Текст книги "Возрождение (ЛП)"
Автор книги: Уильям Дюрант
Жанр:
История
сообщить о нарушении
Текущая страница: 60 (всего у книги 73 страниц)
Действительно ли нравы Италии эпохи Возрождения были хуже, чем нравы других стран и времен? Сравнивать трудно, поскольку все свидетельства – это выборка. Век Алкивиада в Афинах демонстрировал много аморальности эпохи Возрождения в сексуальных отношениях и политическом сутяжничестве; там тоже практиковались аборты в больших масштабах и культивировались эрудированные куртизанки; там тоже одновременно раскрепощались интеллект и инстинкты; и, предвосхищая Макиавелли, софисты вроде Фрасибула в «Республике» Платона нападали на мораль как на слабость. Возможно (поскольку в этих вопросах мы ограничены смутными впечатлениями), в классической Греции было меньше частного насилия, чем в Италии эпохи Возрождения, и немного меньше коррупции в религии и политике. В течение целого века римской истории – от Цезаря до Нерона – мы находим большую коррупцию в правительстве и худшее разрушение брака, чем в эпоху Возрождения; но даже в эту эпоху в римском характере оставалось много стоических добродетелей; Цезарь, со всеми его амбивалентными способностями к взяточничеству и любви, все еще был величайшим генералом в нации генералов.

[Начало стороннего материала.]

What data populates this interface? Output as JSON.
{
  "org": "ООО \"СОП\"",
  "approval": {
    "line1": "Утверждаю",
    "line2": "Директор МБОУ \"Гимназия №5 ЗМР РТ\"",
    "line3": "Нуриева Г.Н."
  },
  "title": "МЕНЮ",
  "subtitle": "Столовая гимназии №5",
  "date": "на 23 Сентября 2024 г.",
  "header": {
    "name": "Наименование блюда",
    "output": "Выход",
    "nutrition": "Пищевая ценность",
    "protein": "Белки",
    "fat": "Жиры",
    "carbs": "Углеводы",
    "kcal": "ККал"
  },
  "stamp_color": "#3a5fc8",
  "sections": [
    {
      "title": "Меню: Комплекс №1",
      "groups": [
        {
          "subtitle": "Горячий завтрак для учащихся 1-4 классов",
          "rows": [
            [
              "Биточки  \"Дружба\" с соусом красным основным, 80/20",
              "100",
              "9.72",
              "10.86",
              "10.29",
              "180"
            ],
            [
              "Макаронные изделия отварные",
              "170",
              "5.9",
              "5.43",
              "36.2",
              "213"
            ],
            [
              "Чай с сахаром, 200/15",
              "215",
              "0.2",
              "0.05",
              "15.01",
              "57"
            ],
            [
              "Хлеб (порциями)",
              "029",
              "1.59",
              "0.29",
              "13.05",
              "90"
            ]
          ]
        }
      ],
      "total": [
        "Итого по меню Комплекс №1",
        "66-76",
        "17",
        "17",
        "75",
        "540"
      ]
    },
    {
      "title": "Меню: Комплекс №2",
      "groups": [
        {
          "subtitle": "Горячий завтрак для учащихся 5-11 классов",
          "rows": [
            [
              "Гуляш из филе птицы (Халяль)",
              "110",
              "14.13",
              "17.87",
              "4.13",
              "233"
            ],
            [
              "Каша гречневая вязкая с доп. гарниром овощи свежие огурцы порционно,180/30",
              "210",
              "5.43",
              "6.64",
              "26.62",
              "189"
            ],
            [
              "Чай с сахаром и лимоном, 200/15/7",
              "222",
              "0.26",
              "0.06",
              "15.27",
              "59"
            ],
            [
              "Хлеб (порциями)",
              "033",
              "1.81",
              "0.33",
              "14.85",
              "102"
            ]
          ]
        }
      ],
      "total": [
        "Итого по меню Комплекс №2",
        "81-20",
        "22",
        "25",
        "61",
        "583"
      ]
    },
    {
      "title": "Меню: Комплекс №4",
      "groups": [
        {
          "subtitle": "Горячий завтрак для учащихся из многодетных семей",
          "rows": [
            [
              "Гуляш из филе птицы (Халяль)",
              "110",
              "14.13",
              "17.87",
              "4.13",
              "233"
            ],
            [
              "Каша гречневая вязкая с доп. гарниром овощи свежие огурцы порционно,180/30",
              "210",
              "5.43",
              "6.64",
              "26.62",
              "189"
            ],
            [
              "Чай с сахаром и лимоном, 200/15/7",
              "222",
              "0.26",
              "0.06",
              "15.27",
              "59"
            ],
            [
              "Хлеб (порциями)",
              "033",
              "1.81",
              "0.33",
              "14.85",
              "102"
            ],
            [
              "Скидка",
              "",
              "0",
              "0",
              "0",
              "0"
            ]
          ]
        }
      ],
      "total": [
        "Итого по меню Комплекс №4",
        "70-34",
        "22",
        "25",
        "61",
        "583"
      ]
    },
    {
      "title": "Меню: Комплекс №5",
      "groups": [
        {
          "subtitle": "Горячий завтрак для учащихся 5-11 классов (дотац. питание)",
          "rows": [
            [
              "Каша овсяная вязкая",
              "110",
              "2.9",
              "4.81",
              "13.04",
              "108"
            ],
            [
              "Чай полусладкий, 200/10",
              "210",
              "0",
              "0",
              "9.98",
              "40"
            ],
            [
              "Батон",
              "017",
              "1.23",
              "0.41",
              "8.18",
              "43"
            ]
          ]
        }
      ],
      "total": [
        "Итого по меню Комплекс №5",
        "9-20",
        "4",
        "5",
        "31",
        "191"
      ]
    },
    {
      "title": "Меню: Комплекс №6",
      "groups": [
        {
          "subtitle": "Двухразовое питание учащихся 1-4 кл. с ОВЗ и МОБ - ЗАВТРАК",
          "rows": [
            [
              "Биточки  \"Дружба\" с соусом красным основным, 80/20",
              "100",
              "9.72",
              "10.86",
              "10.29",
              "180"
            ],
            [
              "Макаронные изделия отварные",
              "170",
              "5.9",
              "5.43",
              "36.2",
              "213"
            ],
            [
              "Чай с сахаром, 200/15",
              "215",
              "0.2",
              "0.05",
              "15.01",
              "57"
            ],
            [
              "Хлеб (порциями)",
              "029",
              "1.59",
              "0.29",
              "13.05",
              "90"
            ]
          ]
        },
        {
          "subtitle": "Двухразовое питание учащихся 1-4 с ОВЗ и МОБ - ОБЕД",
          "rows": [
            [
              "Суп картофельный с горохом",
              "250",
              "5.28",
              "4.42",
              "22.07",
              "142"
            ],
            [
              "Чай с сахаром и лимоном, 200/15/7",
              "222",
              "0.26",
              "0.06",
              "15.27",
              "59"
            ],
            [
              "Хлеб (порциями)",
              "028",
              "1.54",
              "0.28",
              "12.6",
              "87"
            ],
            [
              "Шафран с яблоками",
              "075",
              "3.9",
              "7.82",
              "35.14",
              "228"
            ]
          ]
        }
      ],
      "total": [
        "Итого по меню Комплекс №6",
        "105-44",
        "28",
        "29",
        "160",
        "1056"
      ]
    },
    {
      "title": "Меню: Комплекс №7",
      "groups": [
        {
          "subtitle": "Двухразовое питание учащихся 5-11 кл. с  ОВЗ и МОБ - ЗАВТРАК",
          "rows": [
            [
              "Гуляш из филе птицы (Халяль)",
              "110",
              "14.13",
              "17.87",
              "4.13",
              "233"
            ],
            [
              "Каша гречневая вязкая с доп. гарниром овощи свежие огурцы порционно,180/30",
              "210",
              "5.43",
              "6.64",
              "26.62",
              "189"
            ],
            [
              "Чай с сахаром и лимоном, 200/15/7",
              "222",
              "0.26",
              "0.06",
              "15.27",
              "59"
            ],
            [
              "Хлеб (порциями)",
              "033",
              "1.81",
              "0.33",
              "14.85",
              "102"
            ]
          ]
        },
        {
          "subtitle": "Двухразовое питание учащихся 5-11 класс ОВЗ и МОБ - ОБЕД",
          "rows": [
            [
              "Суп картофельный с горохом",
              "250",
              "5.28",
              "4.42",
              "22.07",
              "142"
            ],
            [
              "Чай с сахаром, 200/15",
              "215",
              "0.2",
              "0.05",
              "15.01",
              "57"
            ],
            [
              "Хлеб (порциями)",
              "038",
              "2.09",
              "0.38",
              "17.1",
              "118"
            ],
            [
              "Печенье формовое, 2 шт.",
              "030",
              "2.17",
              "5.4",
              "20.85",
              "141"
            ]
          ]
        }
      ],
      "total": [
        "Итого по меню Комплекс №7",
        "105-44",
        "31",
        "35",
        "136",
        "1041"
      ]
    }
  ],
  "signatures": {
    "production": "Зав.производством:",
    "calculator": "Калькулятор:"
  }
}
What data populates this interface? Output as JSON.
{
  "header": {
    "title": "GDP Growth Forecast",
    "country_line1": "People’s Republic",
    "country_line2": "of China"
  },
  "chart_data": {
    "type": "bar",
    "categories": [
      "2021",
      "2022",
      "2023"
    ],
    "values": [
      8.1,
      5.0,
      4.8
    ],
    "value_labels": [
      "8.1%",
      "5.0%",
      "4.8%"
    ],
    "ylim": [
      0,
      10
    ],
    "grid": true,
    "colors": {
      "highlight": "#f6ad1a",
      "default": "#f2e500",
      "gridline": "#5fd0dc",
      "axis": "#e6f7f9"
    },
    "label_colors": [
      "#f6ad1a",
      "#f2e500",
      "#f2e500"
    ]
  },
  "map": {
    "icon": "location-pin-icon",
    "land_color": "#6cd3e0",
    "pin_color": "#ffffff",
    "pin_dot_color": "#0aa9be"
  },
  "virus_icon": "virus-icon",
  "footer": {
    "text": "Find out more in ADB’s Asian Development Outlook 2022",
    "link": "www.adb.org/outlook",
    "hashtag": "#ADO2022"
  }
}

Индивидуализм эпохи Возрождения был еще одной стороной ее интеллектуальной живости, но в морали и политике он не идет ни в какое сравнение с общинным духом Средневековья. Политический обман, предательство и преступления, вероятно, были столь же распространены во Франции, Германии и Англии в XIV и XV веках, как и в Италии, но у этих стран хватило мудрости не создавать Макиавелли, чтобы излагать и разоблачать принципы своего государственного устройства. К северу от Альп нравы, а не мораль, были грубее, чем под ними, за исключением небольшого класса во Франции, примером которого служили шевалье Баярд и Гастон де Фуа – они все еще сохраняли лучшие стороны рыцарства. При равных возможностях французы были столь же искусны в прелюбодеянии, как и итальянцы; обратите внимание, с какой готовностью они приняли сифилис; обратите внимание на сексуальное побоище в баснях; подсчитайте двадцать четыре любовницы герцога Филиппа Бургундского, Аньес Сорель и Дианы де Пуатье французских королей; прочитайте Брантома.
Германия и Англия в XIV и XV веках были слишком бедны, чтобы соперничать с Италией в безнравственности. Поэтому путешественники из этих стран были поражены распущенностью итальянской жизни. Лютер, посетивший Италию в 1511 году, пришел к выводу, что «если ад и существует, то Рим построен на нем; и это я слышал в самом Риме».111 Всем известно потрясенное суждение Роджера Ашама, английского ученого, посетившего Италию около 1550 года:
Однажды я сам был в Италии, но, слава Богу, пробыл там всего девять дней; и все же за это короткое время я увидел в одном городе больше свободы грешить, чем когда-либо слышал в нашем благородном городе Лондоне за девять лет. Я увидел, что там так же свободно грешить, не только без всякого наказания, но и без чьей-либо отметки, как свободно в лондонском городе выбирать без всякой вины, носить ли человеку туфли или пантоколь.112
И он цитирует устоявшуюся пословицу: Inglese Italianato è un diavolo incarnato: «Англичанин-итальянец – это воплощенный дьявол».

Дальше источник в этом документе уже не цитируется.